Wednesday, February 2, 2011

A light unto the nations

Today is Candlemas, the Feast of the Presentation of the Lord, which commemorates how the infant Jesus was dedicated by his parents in the Temple at Jerusalem forty days after his birth, in accordance with Jewish law. Luke's account of this event (Luke 2:22-40) tells us that in the temple, Jesus was blessed by Simeon in the presence of the prophetess Anna. Simeon had been promised by the Holy Spirit that he would live to see the Messiah and upon seeing Jesus, he began to chant aloud a hymn that we now pray as part of Night Prayer (Compline). It is called the Nunc Dimittis:
Lord, now you let your servant go in peace,
your word has been fulfilled:
My own eyes have seen the salvation,
which you have prepared in the sight of every people:
a light to reveal you to the nations
and the glory of your people Israel.
Jesus is the "light" to reveal God to the nations. So it is a tradition that candles are blessed during or after the Mass on this day. It's a great and fitting tradition, a powerful reminder that Jesus is the "Light of the world."

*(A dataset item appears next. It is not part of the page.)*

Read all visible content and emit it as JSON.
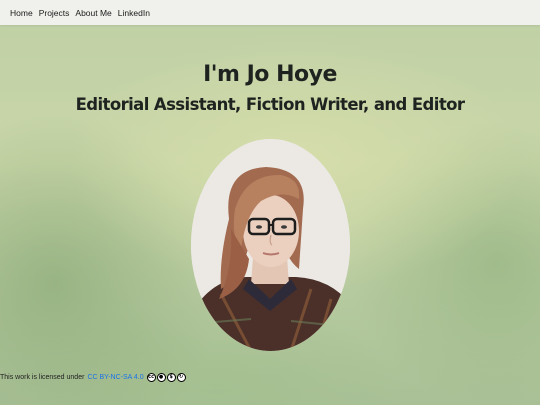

Groundhog Day: More Catholic Than You Realize

In the United States, on our secular calendar, today is also known as Groundhog Day. For those who are wondering, "Punxsutawney Phil" did predict an early spring earlier today. But what most people don't realize is that the tradition of predicting a continuing winter or an early spring on this day actually dates back to customs surrounding the Catholic holiday of Candlemas. In centuries past, many European farmers believed that the weather of the remaining days of winter would be the opposite of the weather on Candlemas. In other words, if the weather was cold on Candlemas, they would predict the rest of winter to be warm and mild. This tradition continued in Protestant parts of Europe after the Reformation and, somehow, became connected to badgers. The tradition of a weather-forecasting animal was brought to Pennsylvania by German immigrants (the so-called "Pennsylvania Dutch") in the 18th and 19th centuries and, eventually, became embodied in the tradition of "Groundhog Day."

So, while Americans are prognosticating the weather patterns for coming weeks today, you can laugh to yourself that they're carrying on an old Catholic tradition. In any event, have a happy and holy Candlemas!